Ces derniers mois, et encore davantage depuis le retour annoncé de Trump à la Maison blanche, on sent le vent tourner dans la mauvaise direction. Même les États européens ont tendance à freiner le processus de transition écologique.

Les avancées et les reculs, c’est inhérent à ce type de dynamique, qui renverse tout. Le plus important, c’est que ce soit à l’agenda. Quand je suis sorti des études, au milieu des années nonante, on parlait du marché unique européen, de l’euro ; la pensée libérale dominait. Les sujets environnementaux n’avaient absolument pas droit de cité. Aujourd’hui, malgré quelques pas en arrière, le Green Deal reste la priorité numéro un de la Commission européenne. Et ça, c’est une victoire gigantesque. Dans ma carrière, j’ai passé dix ans aux mutualités socialistes, et j’ai fait le parallèle entre le mouvement ouvrier et le Parti ouvrier belge (POB, lointain ancêtre du PS). Le mouvement ouvrier émerge au XIXe siècle en tant que mouvement, comme son nom l’indique. Il y a des mutuelles ou des caisses d’assurances, des coopératives d’achat, des organes de presse… Ce n’est que plus tard que le mouvement devient un parti politique. Ce long processus se fossilise à terme dans une loi, la loi Leburton. Il faut qu’il se passe la même chose avec la nature et le climat : que ces préoccupations soient incorporées dans un arsenal législatif fort. Les grandes avancées sociales dont on bénéficie aujourd’hui, qui nous semblent faire partie de l’ordre naturel des choses, il a fallu presque un siècle pour qu’elles deviennent intouchables. La situation dans les usines à Alost à la fin du XIXe était dramatique, quand on la regarde avec nos yeux d’aujourd’hui. Sur les questions environnementales, la prise de conscience collective, politique et publique a commencé, disons, avec le Sommet de la Terre à Rio en 1992. Il faudra peut-être attendre 2080 pour que le processus soit achevé. C’est pour moi la seule perspective qui vaille la peine d’être regardée.

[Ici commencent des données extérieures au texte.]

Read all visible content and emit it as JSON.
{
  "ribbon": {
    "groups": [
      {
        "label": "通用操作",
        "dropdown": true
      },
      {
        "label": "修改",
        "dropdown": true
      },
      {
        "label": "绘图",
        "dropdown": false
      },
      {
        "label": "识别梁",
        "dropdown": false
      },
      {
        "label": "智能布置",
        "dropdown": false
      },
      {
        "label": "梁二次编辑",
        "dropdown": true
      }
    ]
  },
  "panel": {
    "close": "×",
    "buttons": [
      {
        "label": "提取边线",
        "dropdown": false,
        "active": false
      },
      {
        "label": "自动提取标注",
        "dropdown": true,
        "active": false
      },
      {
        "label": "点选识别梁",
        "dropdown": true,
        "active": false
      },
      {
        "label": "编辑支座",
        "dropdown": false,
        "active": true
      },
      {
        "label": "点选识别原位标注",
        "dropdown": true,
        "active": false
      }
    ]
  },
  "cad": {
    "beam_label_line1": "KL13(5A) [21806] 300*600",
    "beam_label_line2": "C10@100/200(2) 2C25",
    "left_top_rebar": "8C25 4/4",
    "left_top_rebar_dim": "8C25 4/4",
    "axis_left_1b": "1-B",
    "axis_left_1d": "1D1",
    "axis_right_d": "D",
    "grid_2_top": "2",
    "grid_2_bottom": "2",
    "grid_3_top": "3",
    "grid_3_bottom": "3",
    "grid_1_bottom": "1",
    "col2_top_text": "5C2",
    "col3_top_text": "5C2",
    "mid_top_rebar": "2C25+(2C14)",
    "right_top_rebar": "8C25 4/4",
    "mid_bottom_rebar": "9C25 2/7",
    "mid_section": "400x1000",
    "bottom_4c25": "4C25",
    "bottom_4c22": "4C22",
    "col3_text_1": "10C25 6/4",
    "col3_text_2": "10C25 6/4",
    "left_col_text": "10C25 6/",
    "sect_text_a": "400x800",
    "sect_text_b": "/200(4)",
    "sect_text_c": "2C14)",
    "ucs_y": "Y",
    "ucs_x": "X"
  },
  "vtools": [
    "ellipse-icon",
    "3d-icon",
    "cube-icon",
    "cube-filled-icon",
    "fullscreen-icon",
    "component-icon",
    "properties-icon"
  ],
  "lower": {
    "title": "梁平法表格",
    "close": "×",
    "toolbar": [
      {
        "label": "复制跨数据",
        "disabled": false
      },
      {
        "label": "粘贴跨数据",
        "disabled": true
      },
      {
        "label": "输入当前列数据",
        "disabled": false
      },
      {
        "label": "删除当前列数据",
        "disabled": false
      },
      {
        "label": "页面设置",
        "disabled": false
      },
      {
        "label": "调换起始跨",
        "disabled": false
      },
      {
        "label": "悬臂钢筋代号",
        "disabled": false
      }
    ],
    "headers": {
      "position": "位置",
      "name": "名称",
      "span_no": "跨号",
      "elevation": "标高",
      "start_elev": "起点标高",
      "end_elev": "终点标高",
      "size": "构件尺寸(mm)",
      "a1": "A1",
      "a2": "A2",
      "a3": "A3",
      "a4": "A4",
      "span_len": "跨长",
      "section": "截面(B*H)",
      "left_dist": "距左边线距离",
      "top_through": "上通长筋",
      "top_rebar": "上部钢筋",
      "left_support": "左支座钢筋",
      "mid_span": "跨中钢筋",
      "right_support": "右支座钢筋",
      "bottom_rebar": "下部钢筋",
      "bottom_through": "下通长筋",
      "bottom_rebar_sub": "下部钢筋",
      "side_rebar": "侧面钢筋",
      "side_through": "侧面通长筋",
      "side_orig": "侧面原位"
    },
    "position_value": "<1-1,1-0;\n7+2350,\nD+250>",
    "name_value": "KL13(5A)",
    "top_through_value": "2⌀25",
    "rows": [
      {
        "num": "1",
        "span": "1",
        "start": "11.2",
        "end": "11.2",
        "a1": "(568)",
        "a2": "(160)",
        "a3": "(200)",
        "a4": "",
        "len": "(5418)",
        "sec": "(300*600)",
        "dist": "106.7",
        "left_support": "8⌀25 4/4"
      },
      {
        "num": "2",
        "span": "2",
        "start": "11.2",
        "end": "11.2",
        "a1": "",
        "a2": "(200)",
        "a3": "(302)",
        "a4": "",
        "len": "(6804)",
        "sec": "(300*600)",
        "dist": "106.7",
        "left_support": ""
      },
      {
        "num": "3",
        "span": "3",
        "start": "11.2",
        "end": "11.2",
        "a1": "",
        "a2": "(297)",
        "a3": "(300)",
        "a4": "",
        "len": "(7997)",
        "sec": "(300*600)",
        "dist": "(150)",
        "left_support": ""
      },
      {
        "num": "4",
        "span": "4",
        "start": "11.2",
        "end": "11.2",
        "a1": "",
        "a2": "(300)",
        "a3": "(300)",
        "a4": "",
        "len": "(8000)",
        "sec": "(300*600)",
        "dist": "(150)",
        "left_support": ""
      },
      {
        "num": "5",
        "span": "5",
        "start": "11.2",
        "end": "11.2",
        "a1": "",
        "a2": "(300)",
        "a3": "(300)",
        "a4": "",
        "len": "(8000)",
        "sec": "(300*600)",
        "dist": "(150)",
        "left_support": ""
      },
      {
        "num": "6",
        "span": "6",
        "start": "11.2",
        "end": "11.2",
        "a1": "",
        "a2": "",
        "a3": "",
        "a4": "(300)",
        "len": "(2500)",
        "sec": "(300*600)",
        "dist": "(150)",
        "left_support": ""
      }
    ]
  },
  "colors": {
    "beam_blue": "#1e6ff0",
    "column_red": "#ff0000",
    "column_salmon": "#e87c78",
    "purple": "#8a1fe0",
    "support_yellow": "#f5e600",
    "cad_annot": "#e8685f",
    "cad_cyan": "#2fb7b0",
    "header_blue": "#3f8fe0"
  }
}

« Ma fille, l’autre jour, a eu cette question à l’école : es-tu pour ou contre l’enfermement des animaux dans un zoo ? Mais qui va répondre pour ? C’est totalement absurde comme façon de présenter les choses. »

« Dans les prochaines décennies, il y aura un milliard d’Africains qui vont s’ajouter. De facto, il va falloir déforester dans le bassin du Congo pour les nourrir. On est quand même dans une situation d’extrême arrogance, voire une forme de postcolonialisme, quand on va dire aux autres, après avoir saccagé nos forêts pendant des siècles, bon les gars, vous avez la deuxième plus grande forêt du monde, pas touche ! »

« En 1972, les auteurs du rapport Meadows disaient en substance : nous entrons dans la décennie de l’action, si on ne bouge pas le petit doigt il sera trop tard. Nous sommes en 2024. On ne peut pas être dans l’urgence pendant cinquante ans. S’il était trop tard en 1972, nous serions tous morts. »

 

Notes de bas de page

[1] Et celles des économies dites « avancées » ont diminué de 4,5 % en 2023. Elles sont maintenant inférieures à leur niveau d’il y a cinquante ans, d’après le dernier rapport de l’Agence internationale de l’énergie. Forcément, elles ne tiennent pas compte des émissions « délocalisées » dans d’autres pays qui ne font pas partie de ces économies avancées.

[2] Jean-Baptiste Fressoz, Sans transition. Une nouvelle histoire de l’énergie, Ecocène (éditions du Seuil), 2024.

[3] Commandé par le Club de Rome, le rapport Meadows est l’une des références des débats et critiques qui portent sur les liens entre conséquences écologiques de la croissance économique, limitation des ressources et évolution démographique. Il fut à l’époque écoulé à plusieurs millions d’exemplaires. (Cette note de bas de page ressemble à s’y méprendre à celle publiée en page 47 du n°28 de Wilfried.)